3. Answer - Option C
Explanation -
The Union Government has decided to make the Pradhan Mantri Jan Dhan Yojana (PMJDY) an open-ended scheme. Under the new incentives:
I) The overdraft limit for account holders has now been doubled to Rs 10000.
II) The free accident insurance cover has been doubled to Rs 2 lakh.
III) There will be no conditions attached for over-draft of up to Rs 2,000.

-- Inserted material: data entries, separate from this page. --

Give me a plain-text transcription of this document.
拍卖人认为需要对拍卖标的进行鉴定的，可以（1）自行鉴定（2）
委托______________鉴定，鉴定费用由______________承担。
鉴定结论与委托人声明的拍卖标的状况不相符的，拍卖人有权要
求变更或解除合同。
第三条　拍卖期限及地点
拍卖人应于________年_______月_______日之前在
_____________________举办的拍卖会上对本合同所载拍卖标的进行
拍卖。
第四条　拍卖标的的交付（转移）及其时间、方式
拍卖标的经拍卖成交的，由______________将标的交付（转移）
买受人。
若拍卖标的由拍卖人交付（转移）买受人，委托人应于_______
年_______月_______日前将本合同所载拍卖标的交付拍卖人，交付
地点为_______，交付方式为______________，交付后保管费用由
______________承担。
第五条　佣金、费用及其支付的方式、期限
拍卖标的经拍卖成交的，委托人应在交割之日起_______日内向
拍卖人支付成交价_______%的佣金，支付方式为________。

IV) The upper age limit for availing the facility has also been hiked to 65 from the earlier 60 years.
4. Answer - Option C
Explanation -
NABARD has set up the DIDF with a corpus of Rs 8,004 crore to bring more dairy farmers into organised milk marketing through cooperatives. The fund is implemented through National Dairy Development Board (NDDB) and National Cooperative Development Corporation (NCDC).
5. Answer - Option B
Explanation -
An expert committee led by Anoop Satpathy has recommended to fix the need based national minimum wage for India at INR 375 per day (or INR 9,750 per month) as of July 2018, irrespective of sectors, skills, occupations and rural-urban locations for a family comprising of 3.6 consumption unit. It has also recommended to introduce an additional house rent allowance (city compensatory allowance), averaging up to INR 55 per day i.e., INR 1,430 per month for urban workers over and above the NMW.